Some might argue that investors expect about a 10-year inflation rate of 1.5
percent. With the exception of the Depression in the 1930s, the only time
inflation was that low in the past 70 years came in the 10-year periods
ending in the early 1960s.
Some may look at what's happened since TIPS were issued in 1997 and conclude
that they are not less risky in terms of volatility.
However, this period has been a low and declining inflation-rate
environment, well-suited to traditional bonds. If we were to see a rising
inflation and interest rate environment, we would argue that TIPS should
turn out to be less volatile.
One other favorable event coming up is the retirement of one of the issues
that mature in July. As these bonds are paid off, managers of TIPS funds
will have to reinvest the proceeds into the remaining TIPS bonds, pushing
those prices higher.
Now let's cover a couple of practical issues. TIPS are taxed both on the
coupon and on the value of the increasing principal level to avoid investors
using these as a way to defer taxes.
However, that means you will pay tax without receiving cash income. For
those who buy through a mutual fund and reinvest income and gains anyway,
this is not a problem. However, for those who would receive the interest
payments in cash, this might be a negative.

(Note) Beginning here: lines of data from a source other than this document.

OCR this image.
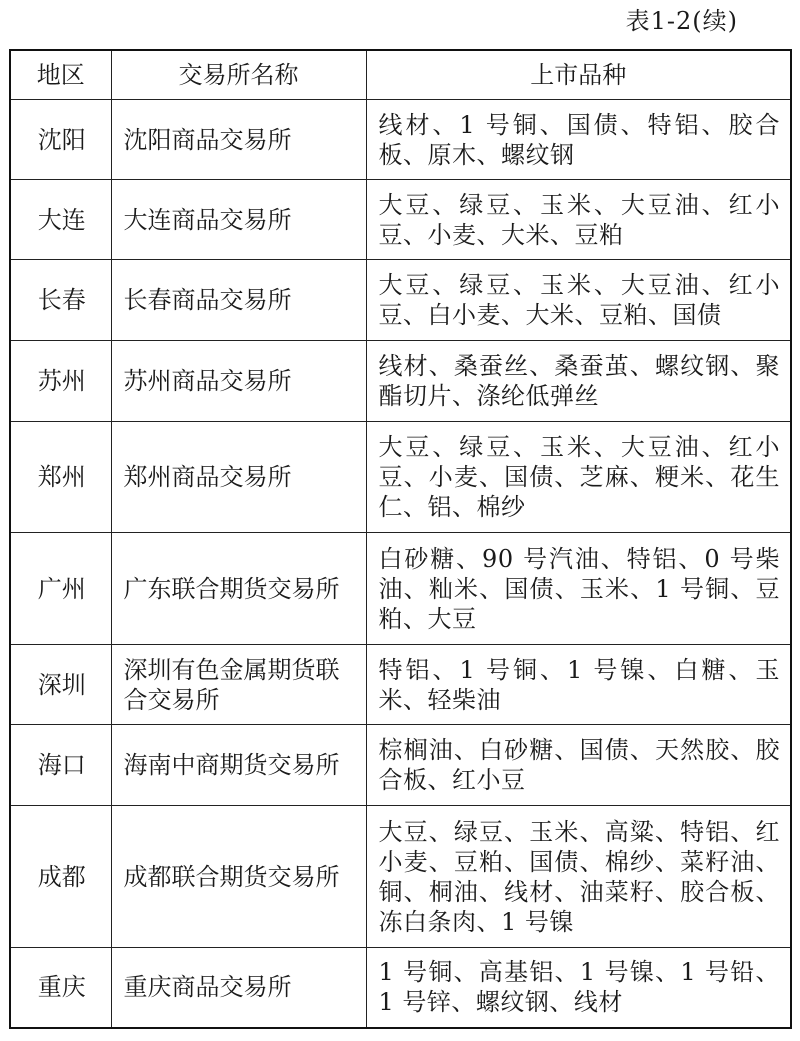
表1-2(续)
地区	交易所名称	上市品种
沈阳	沈阳商品交易所	线材、1 号铜、国债、特铝、胶合板、原木、螺纹钢
大连	大连商品交易所	大豆、绿豆、玉米、大豆油、红小豆、小麦、大米、豆粕
长春	长春商品交易所	大豆、绿豆、玉米、大豆油、红小豆、白小麦、大米、豆粕、国债
苏州	苏州商品交易所	线材、桑蚕丝、桑蚕茧、螺纹钢、聚酯切片、涤纶低弹丝
郑州	郑州商品交易所	大豆、绿豆、玉米、大豆油、红小豆、小麦、国债、芝麻、粳米、花生仁、铝、棉纱
广州	广东联合期货交易所	白砂糖、90 号汽油、特铝、0 号柴油、籼米、国债、玉米、1 号铜、豆粕、大豆
深圳	深圳有色金属期货联合交易所	特铝、1 号铜、1 号镍、白糖、玉米、轻柴油
海口	海南中商期货交易所	棕榈油、白砂糖、国债、天然胶、胶合板、红小豆
成都	成都联合期货交易所	大豆、绿豆、玉米、高粱、特铝、红小麦、豆粕、国债、棉纱、菜籽油、铜、桐油、线材、油菜籽、胶合板、冻白条肉、1 号镍
重庆	重庆商品交易所	1 号铜、高基铝、1 号镍、1 号铅、1 号锌、螺纹钢、线材
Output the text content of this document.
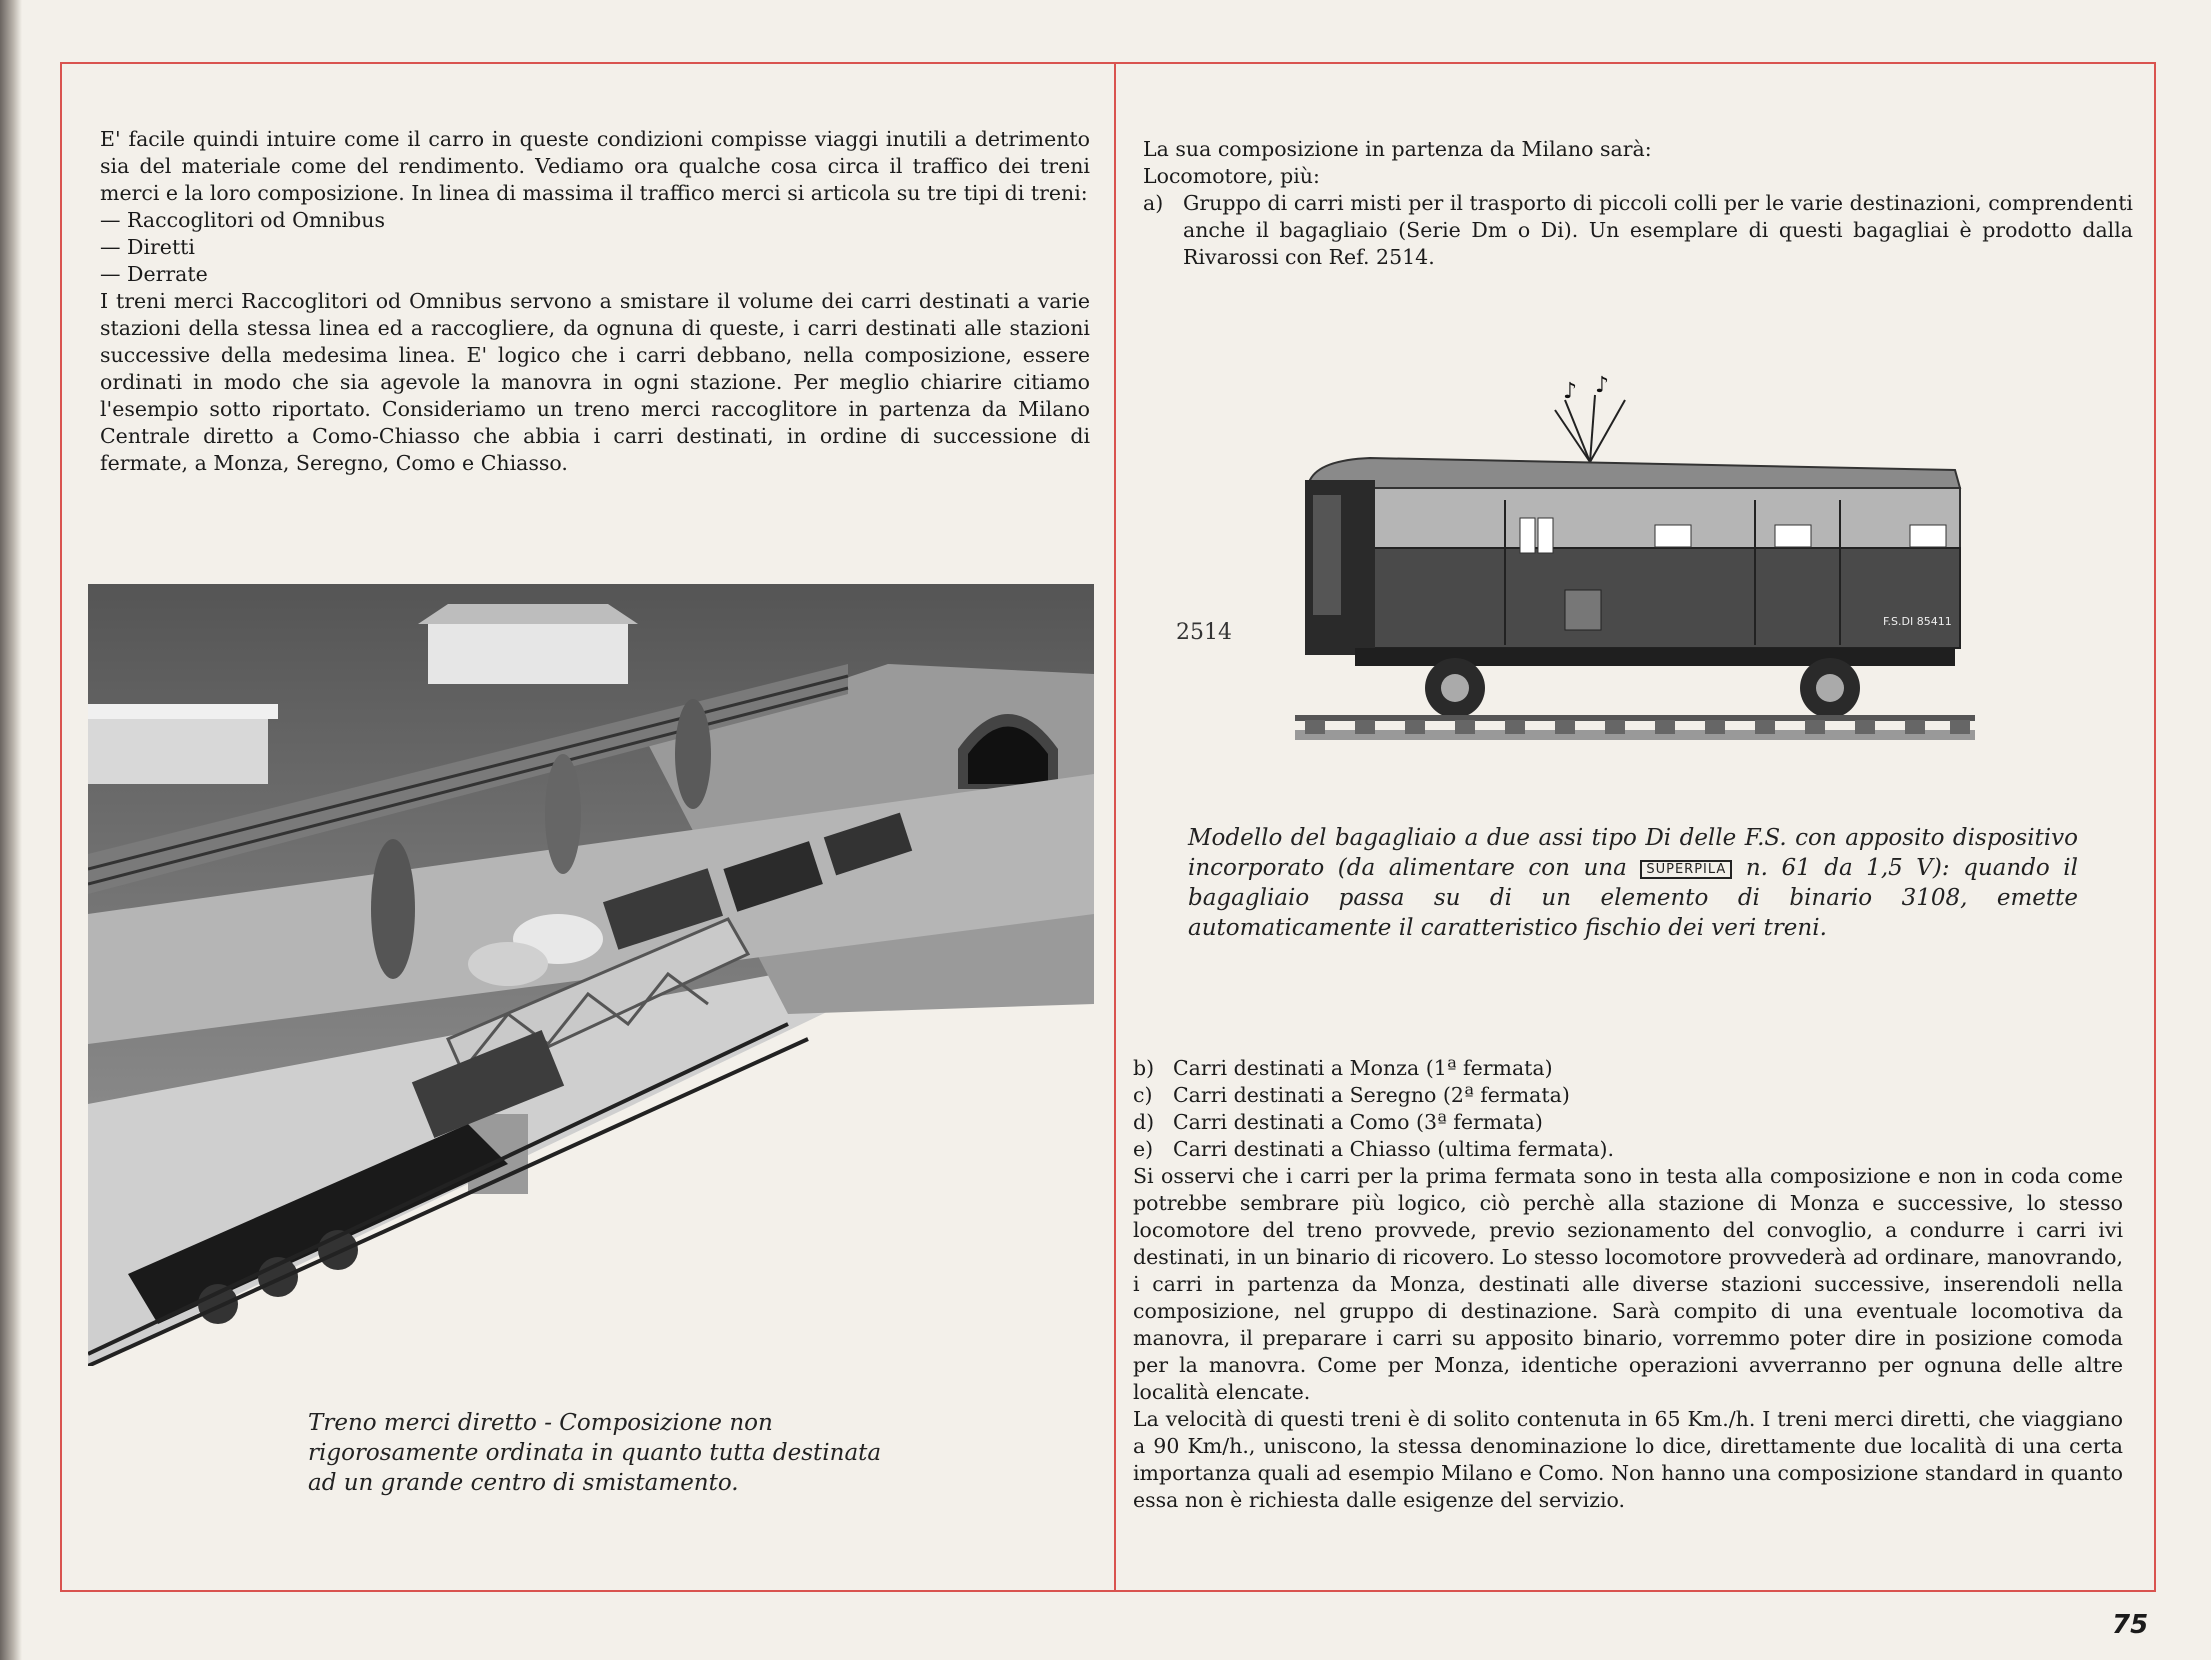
E' facile quindi intuire come il carro in queste condizioni compisse viaggi inutili a detrimento sia del materiale come del rendimento. Vediamo ora qualche cosa circa il traffico dei treni merci e la loro composizione. In linea di massima il traffico merci si articola su tre tipi di treni:

— Raccoglitori od Omnibus
— Diretti
— Derrate

I treni merci Raccoglitori od Omnibus servono a smistare il volume dei carri destinati a varie stazioni della stessa linea ed a raccogliere, da ognuna di queste, i carri destinati alle stazioni successive della medesima linea. E' logico che i carri debbano, nella composizione, essere ordinati in modo che sia agevole la manovra in ogni stazione. Per meglio chiarire citiamo l'esempio sotto riportato. Consideriamo un treno merci raccoglitore in partenza da Milano Centrale diretto a Como-Chiasso che abbia i carri destinati, in ordine di successione di fermate, a Monza, Seregno, Como e Chiasso.

Treno merci diretto - Composizione non rigorosamente ordinata in quanto tutta destinata ad un grande centro di smistamento.

La sua composizione in partenza da Milano sarà:

Locomotore, più:

a) Gruppo di carri misti per il trasporto di piccoli colli per le varie destinazioni, comprendenti anche il bagagliaio (Serie Dm o Di). Un esemplare di questi bagagliai è prodotto dalla Rivarossi con Ref. 2514.
2514
♪ ♪
F.S.DI 85411
Modello del bagagliaio a due assi tipo Di delle F.S. con apposito dispositivo incorporato (da alimentare con una SUPERPILA n. 61 da 1,5 V): quando il bagagliaio passa su di un elemento di binario 3108, emette automaticamente il caratteristico fischio dei veri treni.
b) Carri destinati a Monza (1ª fermata)
c)	Carri destinati a Seregno (2ª fermata)
d) Carri destinati a Como (3ª fermata)
e) Carri destinati a Chiasso (ultima fermata).

Si osservi che i carri per la prima fermata sono in testa alla composizione e non in coda come potrebbe sembrare più logico, ciò perchè alla stazione di Monza e successive, lo stesso locomotore del treno provvede, previo sezionamento del convoglio, a condurre i carri ivi destinati, in un binario di ricovero. Lo stesso locomotore provvederà ad ordinare, manovrando, i carri in partenza da Monza, destinati alle diverse stazioni successive, inserendoli nella composizione, nel gruppo di destinazione. Sarà compito di una eventuale locomotiva da manovra, il preparare i carri su apposito binario, vorremmo poter dire in posizione comoda per la manovra. Come per Monza, identiche operazioni avverranno per ognuna delle altre località elencate.

La velocità di questi treni è di solito contenuta in 65 Km./h. I treni merci diretti, che viaggiano a 90 Km/h., uniscono, la stessa denominazione lo dice, direttamente due località di una certa importanza quali ad esempio Milano e Como. Non hanno una composizione standard in quanto essa non è richiesta dalle esigenze del servizio.

75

For this reason, a retirement
plan such as an IRA or 401(k) plan might be better.
One positive on the tax front is that they are not taxed by the states (nor
is a traditional U.S. government bond), since states don't tax income from
bonds issued by the federal government.
One other practical issue is that people tend to buy and hold these, making
them less liquid and more costly to trade. So unless you are fairly certain
you will buy and hold these to maturity, you may be better off in a mutual
fund investing in TIPS. The lowest cost fund is offered by Vanguard.
Will you get rich buying TIPS? No. But to get some protection from
inflation, especially as a complement to other bond investments, TIPS fit
the bill.
In addition, given the low-risk nature of these bonds, they make a
reasonable alternative to low-yielding money market funds for those willing
to edge out just a bit on the risk spectrum. Returns should be higher, with
only modest additional risk. So there you have it -- bond TIPS for a change.